A first reconstruction revealed that the panic attack had led to an anticipatory anxiety mechanism which led the person to a progressive limitation on behaviour and habits in life. The first avoidance had involved the person’s social life, strongly connected to identity (of diver and guide). This had engendered a depressive reaction, connecting giving up work and social life with feelings of defeat, shame, incapacity and secretiveness.

There was an anxiety episode with panic in remote anamnesis in a situation not connected to diving, with a subjective experience of “fear of not making it” and a cognitive organisation of a phobic nature (15) (characterised by periods of constraint a fear of physical inadequacy to effort).

In recent anamnesis, in the days immediately preceding the dive, the person had had to face a very important interpersonal conflict, a choice between a constraint on activity and the risk of bandonment.

Treatment lasted 15 sessions, and was carried out with individual cognitive-behavioural psychotherapy. After the assessment phase we proceeded with the identification of disturbing recollections and their desensitisation, through the EMDR protocol (16), an activity which took up about half of the sessions. In particular, three different recollections of images were desensitised, non-elaborated recollections of as many frightening moments of the event, which had been connected to the psycho-physical response of anxiety. These images were still vividly present at the beginning of the treatment, as a sensorial remembrance.

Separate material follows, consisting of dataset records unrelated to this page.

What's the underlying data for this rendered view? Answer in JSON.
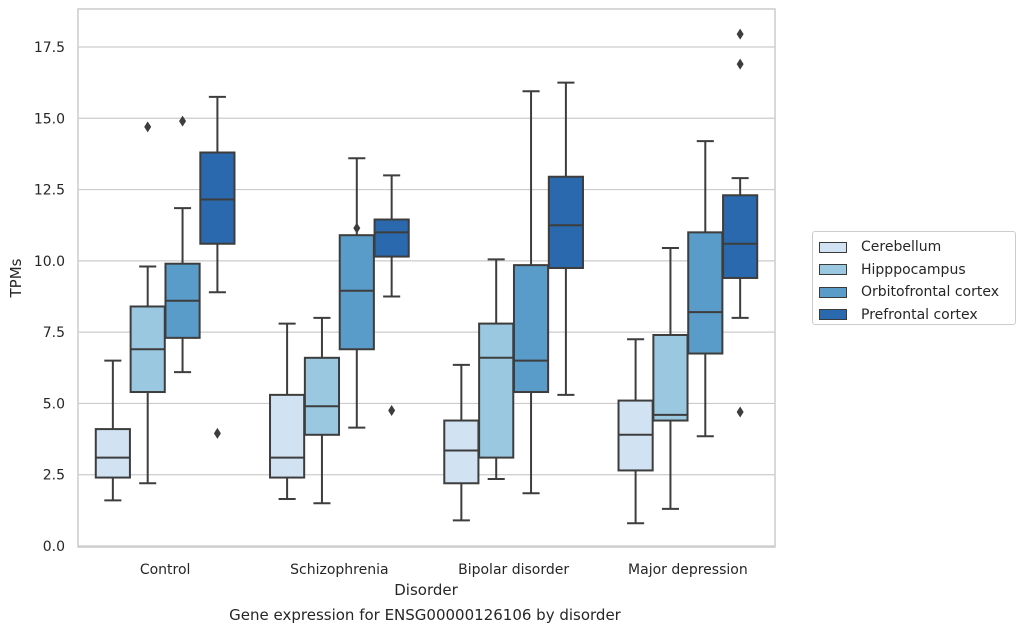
{
  "caption": "Gene expression for ENSG00000126106 by disorder",
  "chart_data": {
    "type": "box",
    "xlabel": "Disorder",
    "ylabel": "TPMs",
    "ylim": [
      0,
      18.8
    ],
    "yticks": [
      "0.0",
      "2.5",
      "5.0",
      "7.5",
      "10.0",
      "12.5",
      "15.0",
      "17.5"
    ],
    "ytick_values": [
      0,
      2.5,
      5,
      7.5,
      10,
      12.5,
      15,
      17.5
    ],
    "grid": "horizontal",
    "legend_placement": "right",
    "categories": [
      "Control",
      "Schizophrenia",
      "Bipolar disorder",
      "Major depression"
    ],
    "series": [
      {
        "name": "Cerebellum",
        "color": "#d1e2f2",
        "boxes": [
          {
            "min": 1.6,
            "q1": 2.4,
            "median": 3.1,
            "q3": 4.1,
            "max": 6.5,
            "outliers": []
          },
          {
            "min": 1.65,
            "q1": 2.4,
            "median": 3.1,
            "q3": 5.3,
            "max": 7.8,
            "outliers": []
          },
          {
            "min": 0.9,
            "q1": 2.2,
            "median": 3.35,
            "q3": 4.4,
            "max": 6.35,
            "outliers": []
          },
          {
            "min": 0.8,
            "q1": 2.65,
            "median": 3.9,
            "q3": 5.1,
            "max": 7.25,
            "outliers": []
          }
        ]
      },
      {
        "name": "Hipppocampus",
        "color": "#9ac8e0",
        "boxes": [
          {
            "min": 2.2,
            "q1": 5.4,
            "median": 6.9,
            "q3": 8.4,
            "max": 9.8,
            "outliers": [
              14.7
            ]
          },
          {
            "min": 1.5,
            "q1": 3.9,
            "median": 4.9,
            "q3": 6.6,
            "max": 8.0,
            "outliers": []
          },
          {
            "min": 2.35,
            "q1": 3.1,
            "median": 6.6,
            "q3": 7.8,
            "max": 10.05,
            "outliers": []
          },
          {
            "min": 1.3,
            "q1": 4.4,
            "median": 4.6,
            "q3": 7.4,
            "max": 10.45,
            "outliers": []
          }
        ]
      },
      {
        "name": "Orbitofrontal cortex",
        "color": "#5a9cc9",
        "boxes": [
          {
            "min": 6.1,
            "q1": 7.3,
            "median": 8.6,
            "q3": 9.9,
            "max": 11.85,
            "outliers": [
              14.9
            ]
          },
          {
            "min": 4.15,
            "q1": 6.9,
            "median": 8.95,
            "q3": 10.9,
            "max": 13.6,
            "outliers": [
              11.15
            ]
          },
          {
            "min": 1.85,
            "q1": 5.4,
            "median": 6.5,
            "q3": 9.85,
            "max": 15.95,
            "outliers": []
          },
          {
            "min": 3.85,
            "q1": 6.75,
            "median": 8.2,
            "q3": 11.0,
            "max": 14.2,
            "outliers": []
          }
        ]
      },
      {
        "name": "Prefrontal cortex",
        "color": "#2a69ad",
        "boxes": [
          {
            "min": 8.9,
            "q1": 10.6,
            "median": 12.15,
            "q3": 13.8,
            "max": 15.75,
            "outliers": [
              3.95
            ]
          },
          {
            "min": 8.75,
            "q1": 10.15,
            "median": 11.0,
            "q3": 11.45,
            "max": 13.0,
            "outliers": [
              4.75
            ]
          },
          {
            "min": 5.3,
            "q1": 9.75,
            "median": 11.25,
            "q3": 12.95,
            "max": 16.25,
            "outliers": []
          },
          {
            "min": 8.0,
            "q1": 9.4,
            "median": 10.6,
            "q3": 12.3,
            "max": 12.9,
            "outliers": [
              4.7,
              16.9,
              17.95
            ]
          }
        ]
      }
    ]
  }
}
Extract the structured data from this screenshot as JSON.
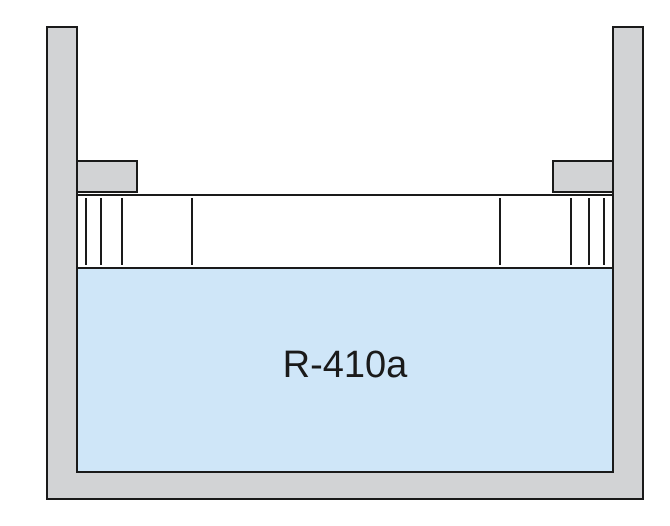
{
  "diagram": {
    "fluid_label": "R-410a"
  },
  "colors": {
    "container_wall": "#d2d3d5",
    "fluid": "#cfe6f8",
    "outline": "#1a1a1a",
    "piston": "#ffffff"
  }
}
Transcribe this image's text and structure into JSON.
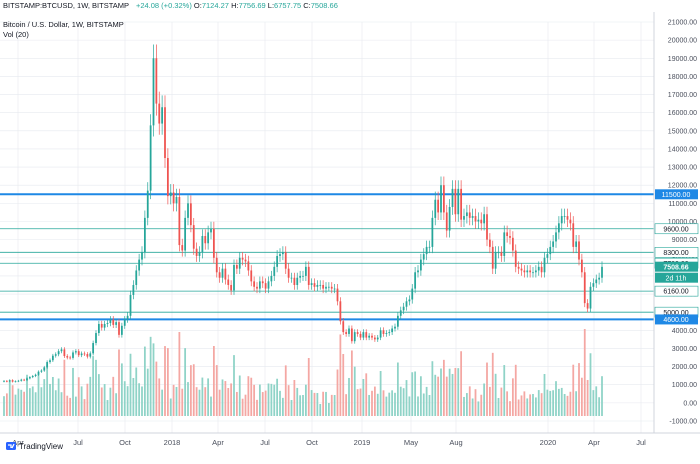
{
  "header": {
    "symbol": "BITSTAMP:BTCUSD, 1W, BITSTAMP",
    "change": "+24.08 (+0.32%)",
    "open_label": "O:",
    "open": "7124.27",
    "high_label": "H:",
    "high": "7756.69",
    "low_label": "L:",
    "low": "6757.75",
    "close_label": "C:",
    "close": "7508.66",
    "title": "Bitcoin / U.S. Dollar, 1W, BITSTAMP",
    "volume_label": "Vol (20)"
  },
  "branding": {
    "logo_text": "TradingView"
  },
  "colors": {
    "up": "#26a69a",
    "down": "#ef5350",
    "up_volume": "#8fd3c7",
    "down_volume": "#f4a7a3",
    "level_line": "#1e88e5",
    "grid": "#e6e9ef",
    "price_tag": "#26a69a",
    "blue_tag": "#1e88e5"
  },
  "chart_data": {
    "type": "candlestick",
    "title": "Bitcoin / U.S. Dollar, 1W, BITSTAMP",
    "xlabel": "",
    "ylabel": "",
    "x_ticks": [
      "Apr",
      "Jul",
      "Oct",
      "2018",
      "Apr",
      "Jul",
      "Oct",
      "2019",
      "May",
      "Aug",
      "2020",
      "Apr",
      "Jul"
    ],
    "y_ticks": [
      "21000.00",
      "20000.00",
      "19000.00",
      "18000.00",
      "17000.00",
      "16000.00",
      "15000.00",
      "14000.00",
      "13000.00",
      "12000.00",
      "11000.00",
      "10000.00",
      "9000.00",
      "8000.00",
      "7000.00",
      "6000.00",
      "5000.00",
      "4000.00",
      "3000.00",
      "2000.00",
      "1000.00",
      "0.00",
      "-1000.00"
    ],
    "ylim": [
      -1000,
      21000
    ],
    "grid": true,
    "horizontal_levels": [
      {
        "value": 11500,
        "label": "11500.00",
        "style": "thick"
      },
      {
        "value": 9600,
        "label": "9600.00",
        "style": "thin"
      },
      {
        "value": 8300,
        "label": "8300.00",
        "style": "thin"
      },
      {
        "value": 7700,
        "label": "7700.00",
        "style": "thin"
      },
      {
        "value": 6160,
        "label": "6160.00",
        "style": "thin"
      },
      {
        "value": 5000,
        "label": "5000.00",
        "style": "thin"
      },
      {
        "value": 4600,
        "label": "4600.00",
        "style": "thick"
      }
    ],
    "last_price": {
      "value": 7508.66,
      "label": "7508.66",
      "countdown": "2d 11h"
    },
    "candles_price": [
      1210,
      1180,
      1250,
      1170,
      1190,
      1220,
      1280,
      1250,
      1350,
      1420,
      1480,
      1550,
      1720,
      1780,
      1960,
      2250,
      2350,
      2600,
      2680,
      2850,
      2950,
      2580,
      2500,
      2480,
      2780,
      2850,
      2630,
      2720,
      2690,
      2550,
      2730,
      3300,
      3850,
      4350,
      4150,
      4350,
      4400,
      4600,
      4300,
      4450,
      3750,
      4250,
      4600,
      4800,
      5950,
      6500,
      7300,
      7900,
      8300,
      10200,
      11700,
      15300,
      19000,
      16500,
      15400,
      16300,
      13500,
      11400,
      11600,
      11000,
      11350,
      8700,
      8400,
      10200,
      11000,
      9800,
      8500,
      8100,
      8300,
      9200,
      8800,
      9400,
      9600,
      8000,
      7200,
      6900,
      7400,
      6800,
      6500,
      6200,
      7600,
      7400,
      8000,
      7900,
      7800,
      7300,
      6700,
      6400,
      6300,
      6700,
      6600,
      6300,
      6700,
      7000,
      7500,
      8100,
      8200,
      8300,
      7400,
      6900,
      6900,
      6500,
      6900,
      7000,
      7000,
      7500,
      6500,
      6600,
      6400,
      6500,
      6500,
      6300,
      6400,
      6400,
      6300,
      6300,
      5600,
      4500,
      3900,
      3800,
      4100,
      3400,
      3900,
      3800,
      3600,
      3900,
      3600,
      3700,
      3600,
      3500,
      3600,
      4000,
      3800,
      3850,
      3900,
      4100,
      4200,
      4800,
      5100,
      5300,
      5600,
      5700,
      6300,
      7200,
      7300,
      7900,
      8200,
      8600,
      8600,
      10200,
      11200,
      10500,
      12000,
      10500,
      9500,
      10800,
      11800,
      10400,
      11800,
      10100,
      10300,
      10500,
      10200,
      10300,
      10000,
      10100,
      9900,
      10400,
      9000,
      8600,
      7400,
      8300,
      8300,
      8100,
      9400,
      9200,
      9100,
      8400,
      7500,
      7400,
      7300,
      7200,
      7300,
      7200,
      7200,
      7300,
      7500,
      7200,
      8000,
      8200,
      8600,
      8900,
      9400,
      9900,
      10300,
      10300,
      10100,
      9900,
      8600,
      8900,
      7900,
      7200,
      5500,
      5200,
      6400,
      6600,
      6800,
      6900,
      7500
    ]
  }
}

Other aspects of psychotherapeutic intervention involved a change in the coping style, supporting the person in facilitating the learning of more adequate tackling strategies, particularly the change from a prevention strategy to one for managing the state of anxiety once it is present. Finally, two sessions were dedicated to psycho-educational activities, to recognising physiological responses to effort and fear and recognising the relative emotional connotations.

Half-way through treatment the person was experiencing a ignificant drop in sleep-related problems until their complete disappearance. At the end of the treatment, the signs of depression relative to social withdrawal and “putting one’s self to the test” had gone.

The man reported a social form of behaviour and a great propensity for his interests and the avoidance relative to diving had disappeared, firstly with a progressive approach by the patient to people connected with diving, then by going on three dives, carried out before the end of treatment. A progressive decrease in the dosage of the drugs given by the psychiatrist was also possible, leading to its almost complete elimination.


The value of involving a discipline like psychology in the prevention of risk and the management of psychological stress connected to diving experiences is now widely considered apparent.

The use of tools and methods specific to the psychological profession proves useful in helping divers handle unpleasant moments and avoiding consequences which affect quality of life and well-being. Furthermore, those that have been exposed to situations that were dangerous to themselves or others, such as a serious accident underwater, can suffer biological as well as psychological consequences. But besides objective traumas, there can be strongly emotional experiences with no apparent consequences, as they do not translate into events from a medical point of view. However, these experiences, which are not usually shared by divers, can concur in generating situations of unease, which, if not individuated, can last for long causing useless damage to quality and style of life.